I
don't often sit around thinking about the artistic and financial fate of major media conglomerates (no more than two,
three times a day, anyhow), but between
The Wild's release last Friday and last weekend's scathing
TV Funhouse mockery of all things mouse on
SNL, I've been thinking about Disney Animation, their merger with
Pixar, and where they're going.
First off, I don't know if
The
Wild is the last film to come out of Disney Animation before Pixar takes over, but regardless, it's a great
demonstration of why that deal seems so necessary.

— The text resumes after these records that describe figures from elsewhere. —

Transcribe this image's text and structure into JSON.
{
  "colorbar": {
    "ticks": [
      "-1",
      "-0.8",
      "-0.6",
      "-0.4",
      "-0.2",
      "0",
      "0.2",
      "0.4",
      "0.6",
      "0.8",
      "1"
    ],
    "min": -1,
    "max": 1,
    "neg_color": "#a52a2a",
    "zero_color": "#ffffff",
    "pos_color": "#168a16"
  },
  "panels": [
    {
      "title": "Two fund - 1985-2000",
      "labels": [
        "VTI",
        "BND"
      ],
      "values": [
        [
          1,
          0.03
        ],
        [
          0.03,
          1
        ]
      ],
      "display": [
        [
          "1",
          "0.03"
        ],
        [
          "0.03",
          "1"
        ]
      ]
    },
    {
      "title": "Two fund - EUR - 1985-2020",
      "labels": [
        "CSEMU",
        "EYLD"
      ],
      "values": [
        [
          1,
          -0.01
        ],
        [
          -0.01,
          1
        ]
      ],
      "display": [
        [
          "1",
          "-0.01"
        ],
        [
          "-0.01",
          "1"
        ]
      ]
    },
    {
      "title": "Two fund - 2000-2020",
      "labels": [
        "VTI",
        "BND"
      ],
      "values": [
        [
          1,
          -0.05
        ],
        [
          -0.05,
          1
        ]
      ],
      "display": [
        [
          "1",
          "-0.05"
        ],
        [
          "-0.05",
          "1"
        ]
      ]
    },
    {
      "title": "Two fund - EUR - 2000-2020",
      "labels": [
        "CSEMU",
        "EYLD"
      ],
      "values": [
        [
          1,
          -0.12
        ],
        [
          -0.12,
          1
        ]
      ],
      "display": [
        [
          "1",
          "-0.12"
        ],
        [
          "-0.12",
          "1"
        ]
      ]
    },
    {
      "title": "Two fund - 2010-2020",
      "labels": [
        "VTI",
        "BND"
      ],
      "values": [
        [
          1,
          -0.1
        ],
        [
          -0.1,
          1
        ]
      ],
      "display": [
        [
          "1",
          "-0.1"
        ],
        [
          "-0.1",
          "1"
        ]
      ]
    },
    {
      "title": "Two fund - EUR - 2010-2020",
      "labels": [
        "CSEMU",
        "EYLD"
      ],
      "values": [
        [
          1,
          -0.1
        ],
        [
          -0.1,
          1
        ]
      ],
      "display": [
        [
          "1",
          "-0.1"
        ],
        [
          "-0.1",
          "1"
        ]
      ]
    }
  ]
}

The Wild was, perhaps, the
most tired animated film I've seen in a long time; boring, bland, re-hashed and recycled, with a tag-team script that
had been bounced between writing pairs for so long that you could see the bruises. Wow, break-dancing lions! Ooh,
inter-species romance!
Carmen Miranda jokes that no one under the age
of 60 is going to get! What's worse than the script is the look of the film -- clumsy, inelegant, bumbling; we're
getting to the point where computer-animated films essentially look as cheaply-made and dull as cut-scenes from
videogames, and not like works of art.
So, something had to happen to change Disney Animation-- I guess the
question is if the Pixar deal is going to be enough to do it. I keep thinking of Hong Kong's transfer to China -- when a
solid, inertia-bound object takes on a small, new motor, which gets affected more? Making a change at a movie studio
normally is like trying to turn an aircraft carrier by dangling your hand in the water behind it as a rudder; I can't
even imagine what it's like at Disney, where the normal long-term development pipeline of a studio is lengthened by the
work required to craft animation … and stretched even longer by the years of tradition in the company's past.